CHUSJ: projeto Farma2Care abrange novas patologias

02/10/2020

Os utentes do Centro Hospitalar Universitário de São João (CHUSJ) portadores de cancro da mama ou esclerose múltipla poderão, a partir de hoje, dia 2 de outubro, levantar a medicação numa farmácia comunitária da sua preferência.

Este é um novo alargamento no âmbito do projeto Farma2Care, que se iniciou em dezembro de 2019 com doentes com infeção por VIH/Sida.

Trata-se de um projeto do CHUSJ, em parceria com a Ordem dos Farmacêuticos, Associação Nacional de Farmácias e Associação de Distribuidores Farmacêuticos, que visa o aumento da proximidade e contribui para a adesão dos doentes à terapêutica.

Este programa consiste na dispensa de medicação, habitualmente cedida nas farmácias hospitalares, em farmácias comunitárias, substituindo a deslocação obrigatória dos doentes ao CHUSJ exclusivamente para este fim.

O coordenador do programa e médico do CHUSJ, Carlos Lima Alves, explicou à agência Lusa que «nestas duas patologias [cancro da mama e esclerose múltipla], sabemos que temos mais de um milhar que são candidatos potenciais. Se 100 aderirem, podemos avançar para outra área [doença] mais rapidamente.
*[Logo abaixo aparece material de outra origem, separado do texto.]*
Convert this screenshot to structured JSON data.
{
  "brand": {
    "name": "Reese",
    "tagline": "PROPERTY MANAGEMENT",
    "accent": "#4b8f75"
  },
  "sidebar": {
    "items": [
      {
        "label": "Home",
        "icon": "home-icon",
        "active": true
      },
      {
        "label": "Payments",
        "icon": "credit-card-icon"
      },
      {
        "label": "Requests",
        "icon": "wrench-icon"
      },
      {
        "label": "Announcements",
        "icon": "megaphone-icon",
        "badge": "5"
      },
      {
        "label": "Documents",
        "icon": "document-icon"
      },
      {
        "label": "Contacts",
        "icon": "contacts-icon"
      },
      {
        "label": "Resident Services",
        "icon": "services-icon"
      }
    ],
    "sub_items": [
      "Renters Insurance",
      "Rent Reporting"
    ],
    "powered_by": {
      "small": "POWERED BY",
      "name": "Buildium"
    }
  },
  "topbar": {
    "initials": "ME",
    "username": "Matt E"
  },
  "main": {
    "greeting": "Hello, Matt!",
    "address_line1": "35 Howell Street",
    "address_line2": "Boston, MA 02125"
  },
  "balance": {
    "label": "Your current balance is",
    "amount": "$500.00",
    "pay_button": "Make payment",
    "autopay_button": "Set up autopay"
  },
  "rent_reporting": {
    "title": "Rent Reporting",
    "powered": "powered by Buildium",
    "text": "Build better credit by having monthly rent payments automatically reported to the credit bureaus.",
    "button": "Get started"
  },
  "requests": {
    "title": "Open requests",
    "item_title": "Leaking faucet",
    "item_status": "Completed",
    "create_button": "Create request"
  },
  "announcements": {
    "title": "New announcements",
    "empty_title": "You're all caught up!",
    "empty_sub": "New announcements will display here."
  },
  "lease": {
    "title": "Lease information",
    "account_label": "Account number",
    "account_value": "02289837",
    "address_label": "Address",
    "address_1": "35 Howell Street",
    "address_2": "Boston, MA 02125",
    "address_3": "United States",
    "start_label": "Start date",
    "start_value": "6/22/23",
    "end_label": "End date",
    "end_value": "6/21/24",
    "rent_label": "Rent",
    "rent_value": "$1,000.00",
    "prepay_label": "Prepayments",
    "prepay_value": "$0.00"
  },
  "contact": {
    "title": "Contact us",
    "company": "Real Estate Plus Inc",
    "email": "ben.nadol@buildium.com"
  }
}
Se aderirem 500 ou mais, se calhar teremos de fasear o avançar do projeto porque se pretende que tenha robustez».

Carlos Lima Alves sublinha que o Farma2Care destina-se a quem «pode de facto autoadministrar a medicação em casa em segurança», frisando que têm de estar reunidas «condições de estabilidade terapêutica muito especificas».

«Não são todos os tipos de tratamento que permitem isto», salientou, acrescentando que este processo poderá incluir «teleconsultas com os farmacêuticos hospitalares para avaliar a adesão ao tratamento em casa», bem como «dar formação aos farmacêuticos das farmácias comunitárias».

São potenciais candidatas pessoas que, pela distância, limitações motoras ou dificuldades sociais e económicas, entre outros fatores, têm dificuldade e levantar medicação no hospital.

Com esta nova iniciativa, que valoriza o papel das farmácias comunitárias enquanto agentes de prestação de cuidados, o CHUSJ dá mais um passo para corresponder aos problemas e necessidades concretas das pessoas que beneficiam dos cuidados de saúde que disponibiliza, optando, cada vez mais, pela melhoria da sua qualidade e proximidade.